Another useful property: It distinguishes between better understanding and having more facts. Facts improve performance but do not (non-trivially) decrease parameters.
What is your definition? In measurable terms?
2. You keep avoiding a basic aspect of modeling:
Higher compactness is achieved by higher representation correspondence between a model and the modeled.
Yes, lower level representations can work. Even well, without good "understanding". But not as compactly. And as problem complexity grows, the relative difference in parameter budgets for high-correspondence and low-correspondence representations explode.
This is not a subtle effect.
The hallmark of lower-level fitting is the far greater number of parameters required.
Dead simple example: Piece-wise linear vs. polynomial fitting of Bezier curves. Accuracy / parameter is far greater for the latter, because the representation matches the relationships being modeled.
That is an intentionally trivial example, but the same relationship holds for any problem.
You keep avoiding that.
3. Today's LLM models are very compact compared to humans.

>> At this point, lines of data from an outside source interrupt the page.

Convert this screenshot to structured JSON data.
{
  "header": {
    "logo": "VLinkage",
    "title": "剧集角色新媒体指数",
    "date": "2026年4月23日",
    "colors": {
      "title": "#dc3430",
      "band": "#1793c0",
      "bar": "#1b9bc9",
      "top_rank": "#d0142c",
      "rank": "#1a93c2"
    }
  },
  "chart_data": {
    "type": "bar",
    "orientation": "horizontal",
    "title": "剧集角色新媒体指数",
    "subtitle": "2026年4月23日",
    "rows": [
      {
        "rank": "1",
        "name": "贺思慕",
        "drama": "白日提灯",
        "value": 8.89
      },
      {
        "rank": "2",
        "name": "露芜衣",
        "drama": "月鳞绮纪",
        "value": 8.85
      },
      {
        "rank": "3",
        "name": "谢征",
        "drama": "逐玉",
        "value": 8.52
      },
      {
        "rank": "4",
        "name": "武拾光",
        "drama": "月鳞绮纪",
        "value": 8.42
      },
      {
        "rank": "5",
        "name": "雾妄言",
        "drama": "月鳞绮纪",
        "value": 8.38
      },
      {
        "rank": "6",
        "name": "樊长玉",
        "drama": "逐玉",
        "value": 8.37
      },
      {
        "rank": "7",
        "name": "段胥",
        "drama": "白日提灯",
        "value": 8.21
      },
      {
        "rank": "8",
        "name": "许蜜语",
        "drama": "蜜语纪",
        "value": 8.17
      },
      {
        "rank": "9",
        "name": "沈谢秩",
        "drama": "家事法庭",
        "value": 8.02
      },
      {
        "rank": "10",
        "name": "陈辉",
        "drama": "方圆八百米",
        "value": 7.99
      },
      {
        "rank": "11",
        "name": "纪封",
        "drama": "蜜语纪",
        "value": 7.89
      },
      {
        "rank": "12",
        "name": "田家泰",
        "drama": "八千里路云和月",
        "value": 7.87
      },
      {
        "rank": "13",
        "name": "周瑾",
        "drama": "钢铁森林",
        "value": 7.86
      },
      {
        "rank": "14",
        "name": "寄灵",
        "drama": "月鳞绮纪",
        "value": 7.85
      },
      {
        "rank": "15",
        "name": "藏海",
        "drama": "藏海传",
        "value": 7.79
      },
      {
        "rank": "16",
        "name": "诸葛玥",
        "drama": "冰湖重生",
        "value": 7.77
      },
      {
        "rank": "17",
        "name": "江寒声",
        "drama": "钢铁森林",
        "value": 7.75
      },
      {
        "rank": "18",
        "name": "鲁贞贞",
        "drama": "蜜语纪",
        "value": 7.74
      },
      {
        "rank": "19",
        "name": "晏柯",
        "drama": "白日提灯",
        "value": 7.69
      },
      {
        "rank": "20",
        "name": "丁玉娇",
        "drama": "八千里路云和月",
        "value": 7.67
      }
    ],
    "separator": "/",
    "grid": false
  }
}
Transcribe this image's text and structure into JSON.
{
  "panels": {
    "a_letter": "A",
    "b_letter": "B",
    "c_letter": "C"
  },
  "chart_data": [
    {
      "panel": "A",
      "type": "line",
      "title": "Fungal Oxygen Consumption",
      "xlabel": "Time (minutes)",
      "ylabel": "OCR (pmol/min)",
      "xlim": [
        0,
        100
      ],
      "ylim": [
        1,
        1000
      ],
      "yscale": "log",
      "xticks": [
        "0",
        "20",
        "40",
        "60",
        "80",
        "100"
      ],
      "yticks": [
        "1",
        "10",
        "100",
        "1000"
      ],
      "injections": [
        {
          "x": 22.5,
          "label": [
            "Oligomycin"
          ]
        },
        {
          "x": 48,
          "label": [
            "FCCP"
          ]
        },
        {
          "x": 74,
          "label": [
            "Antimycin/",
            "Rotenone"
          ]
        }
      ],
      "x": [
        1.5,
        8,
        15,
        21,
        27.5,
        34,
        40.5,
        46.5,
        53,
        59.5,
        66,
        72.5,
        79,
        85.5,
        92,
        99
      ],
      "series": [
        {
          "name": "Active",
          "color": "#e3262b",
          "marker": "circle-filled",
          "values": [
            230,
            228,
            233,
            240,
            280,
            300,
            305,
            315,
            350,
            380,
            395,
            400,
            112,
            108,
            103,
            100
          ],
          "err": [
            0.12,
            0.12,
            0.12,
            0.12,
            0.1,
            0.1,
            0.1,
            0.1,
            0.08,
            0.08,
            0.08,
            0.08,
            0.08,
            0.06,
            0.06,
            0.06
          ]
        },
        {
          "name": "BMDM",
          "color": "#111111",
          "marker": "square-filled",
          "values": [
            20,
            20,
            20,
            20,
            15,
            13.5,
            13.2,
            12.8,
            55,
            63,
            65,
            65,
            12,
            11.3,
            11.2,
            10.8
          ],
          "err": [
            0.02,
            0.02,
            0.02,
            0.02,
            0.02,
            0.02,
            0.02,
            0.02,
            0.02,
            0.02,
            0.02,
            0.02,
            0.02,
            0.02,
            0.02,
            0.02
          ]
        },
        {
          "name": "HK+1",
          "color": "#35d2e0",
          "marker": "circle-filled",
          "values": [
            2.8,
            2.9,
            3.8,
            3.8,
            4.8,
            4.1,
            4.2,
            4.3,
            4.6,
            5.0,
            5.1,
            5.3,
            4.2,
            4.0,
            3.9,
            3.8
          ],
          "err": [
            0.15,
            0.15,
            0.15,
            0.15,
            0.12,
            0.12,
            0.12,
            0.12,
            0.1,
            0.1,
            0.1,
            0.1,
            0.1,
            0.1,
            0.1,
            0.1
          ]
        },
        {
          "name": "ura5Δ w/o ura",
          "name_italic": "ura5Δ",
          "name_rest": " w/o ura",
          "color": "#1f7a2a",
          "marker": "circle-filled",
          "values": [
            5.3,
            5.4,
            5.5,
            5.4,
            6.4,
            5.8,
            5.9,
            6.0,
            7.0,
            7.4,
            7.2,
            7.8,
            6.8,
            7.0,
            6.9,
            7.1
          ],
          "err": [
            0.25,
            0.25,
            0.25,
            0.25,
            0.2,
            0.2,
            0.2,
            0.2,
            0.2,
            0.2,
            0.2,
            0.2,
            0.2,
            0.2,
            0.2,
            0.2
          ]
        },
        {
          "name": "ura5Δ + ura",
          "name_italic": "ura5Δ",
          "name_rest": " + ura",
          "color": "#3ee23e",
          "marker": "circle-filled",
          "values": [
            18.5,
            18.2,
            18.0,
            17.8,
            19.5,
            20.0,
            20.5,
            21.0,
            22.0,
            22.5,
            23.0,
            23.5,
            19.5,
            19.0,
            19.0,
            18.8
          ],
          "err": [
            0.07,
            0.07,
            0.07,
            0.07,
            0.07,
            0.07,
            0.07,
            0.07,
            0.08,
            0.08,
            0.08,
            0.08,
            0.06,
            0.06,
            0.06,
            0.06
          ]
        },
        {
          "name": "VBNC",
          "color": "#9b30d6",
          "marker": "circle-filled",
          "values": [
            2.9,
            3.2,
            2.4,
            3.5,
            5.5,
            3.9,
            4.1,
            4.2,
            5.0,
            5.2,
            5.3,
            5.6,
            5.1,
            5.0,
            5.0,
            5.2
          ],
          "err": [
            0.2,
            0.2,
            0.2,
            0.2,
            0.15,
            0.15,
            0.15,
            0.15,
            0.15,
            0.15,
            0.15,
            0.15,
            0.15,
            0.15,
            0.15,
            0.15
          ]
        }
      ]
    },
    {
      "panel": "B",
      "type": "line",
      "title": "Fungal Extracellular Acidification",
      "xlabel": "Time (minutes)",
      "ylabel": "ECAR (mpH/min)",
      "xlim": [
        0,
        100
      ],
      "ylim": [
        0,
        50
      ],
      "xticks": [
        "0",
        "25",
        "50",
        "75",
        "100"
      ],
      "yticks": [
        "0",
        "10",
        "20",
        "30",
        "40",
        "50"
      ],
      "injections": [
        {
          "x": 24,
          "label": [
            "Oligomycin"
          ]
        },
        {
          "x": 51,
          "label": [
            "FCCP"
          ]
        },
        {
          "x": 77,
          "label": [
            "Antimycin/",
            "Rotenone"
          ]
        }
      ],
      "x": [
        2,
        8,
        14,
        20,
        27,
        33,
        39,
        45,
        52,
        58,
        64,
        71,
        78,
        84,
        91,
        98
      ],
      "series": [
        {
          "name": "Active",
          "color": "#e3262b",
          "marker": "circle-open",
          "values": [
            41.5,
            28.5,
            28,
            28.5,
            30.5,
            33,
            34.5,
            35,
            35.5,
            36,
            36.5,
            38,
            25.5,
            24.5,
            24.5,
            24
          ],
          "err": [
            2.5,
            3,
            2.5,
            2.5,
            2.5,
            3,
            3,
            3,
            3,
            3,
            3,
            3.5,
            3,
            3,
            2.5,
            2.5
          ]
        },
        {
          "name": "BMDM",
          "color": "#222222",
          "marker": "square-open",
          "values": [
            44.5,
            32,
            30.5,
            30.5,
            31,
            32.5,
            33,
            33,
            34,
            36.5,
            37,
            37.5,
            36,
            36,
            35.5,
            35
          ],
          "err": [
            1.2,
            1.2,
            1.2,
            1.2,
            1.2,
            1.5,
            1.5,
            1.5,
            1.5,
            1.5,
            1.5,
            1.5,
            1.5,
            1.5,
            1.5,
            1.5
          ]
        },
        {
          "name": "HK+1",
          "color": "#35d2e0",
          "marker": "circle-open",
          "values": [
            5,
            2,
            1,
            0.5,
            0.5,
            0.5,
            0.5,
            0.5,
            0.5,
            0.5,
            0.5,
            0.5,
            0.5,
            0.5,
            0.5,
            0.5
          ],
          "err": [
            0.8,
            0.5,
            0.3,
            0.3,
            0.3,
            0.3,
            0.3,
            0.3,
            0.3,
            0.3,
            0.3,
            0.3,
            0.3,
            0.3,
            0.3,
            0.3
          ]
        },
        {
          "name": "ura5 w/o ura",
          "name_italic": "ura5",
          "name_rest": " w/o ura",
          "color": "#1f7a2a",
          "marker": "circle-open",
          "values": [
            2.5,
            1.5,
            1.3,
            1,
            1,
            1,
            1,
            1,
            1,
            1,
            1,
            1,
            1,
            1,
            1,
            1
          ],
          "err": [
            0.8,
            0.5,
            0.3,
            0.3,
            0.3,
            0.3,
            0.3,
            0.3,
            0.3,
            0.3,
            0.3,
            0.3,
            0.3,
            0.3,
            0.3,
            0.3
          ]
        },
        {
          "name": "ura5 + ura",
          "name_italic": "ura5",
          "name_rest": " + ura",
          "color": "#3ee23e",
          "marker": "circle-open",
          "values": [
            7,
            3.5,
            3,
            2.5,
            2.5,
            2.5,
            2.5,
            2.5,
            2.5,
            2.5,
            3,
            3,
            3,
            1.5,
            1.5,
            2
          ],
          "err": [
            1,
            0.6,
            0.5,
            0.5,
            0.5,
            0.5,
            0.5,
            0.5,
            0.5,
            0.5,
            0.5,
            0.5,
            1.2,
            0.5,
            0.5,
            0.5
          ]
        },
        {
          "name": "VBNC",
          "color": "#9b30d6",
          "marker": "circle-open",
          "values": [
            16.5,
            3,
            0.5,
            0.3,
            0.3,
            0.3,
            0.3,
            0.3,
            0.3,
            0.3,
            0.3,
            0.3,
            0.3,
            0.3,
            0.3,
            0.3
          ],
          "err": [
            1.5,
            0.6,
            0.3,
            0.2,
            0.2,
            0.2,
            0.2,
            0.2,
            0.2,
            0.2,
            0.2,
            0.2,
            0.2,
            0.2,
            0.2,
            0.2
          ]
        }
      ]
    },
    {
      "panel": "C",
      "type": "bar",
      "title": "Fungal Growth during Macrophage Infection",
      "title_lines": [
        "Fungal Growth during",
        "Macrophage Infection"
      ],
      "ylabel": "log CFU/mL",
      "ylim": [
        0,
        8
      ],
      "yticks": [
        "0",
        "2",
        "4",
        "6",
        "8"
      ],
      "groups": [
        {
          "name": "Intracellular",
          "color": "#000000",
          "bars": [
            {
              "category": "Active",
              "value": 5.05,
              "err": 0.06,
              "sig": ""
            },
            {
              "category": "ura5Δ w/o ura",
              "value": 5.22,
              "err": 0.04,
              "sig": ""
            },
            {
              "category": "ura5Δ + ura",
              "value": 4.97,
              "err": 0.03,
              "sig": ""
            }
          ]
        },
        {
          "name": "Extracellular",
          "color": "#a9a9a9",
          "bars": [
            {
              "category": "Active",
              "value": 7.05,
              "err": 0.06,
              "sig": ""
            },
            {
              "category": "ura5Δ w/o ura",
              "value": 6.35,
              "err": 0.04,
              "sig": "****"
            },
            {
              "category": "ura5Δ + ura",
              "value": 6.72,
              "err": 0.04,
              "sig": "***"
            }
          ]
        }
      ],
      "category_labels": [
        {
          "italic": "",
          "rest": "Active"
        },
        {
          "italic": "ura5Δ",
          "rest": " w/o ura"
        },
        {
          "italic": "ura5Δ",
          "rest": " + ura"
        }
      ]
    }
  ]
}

Compressing the substance of a corpus of global human writing into less than 1% of a single human's parameter space is compact.
Humans have 100–200 trillion, some people think 500 trillion, synapses.
How do you argue that behavior scope and suitability / parameters is not remarkable, when it is remarkable compared to any specific human you could point to?
No human can converse reasonably across the scope of global communication. But these models can. For <1% of a human's parameter budget.
4. Finally, based on your clear definition, how do you argue that humans understand but models do not? Saying we are different is a copout. Defining understanding as us vs. other is both circular and unenlightening. And ignores the real progress models are clearly making relative to humans.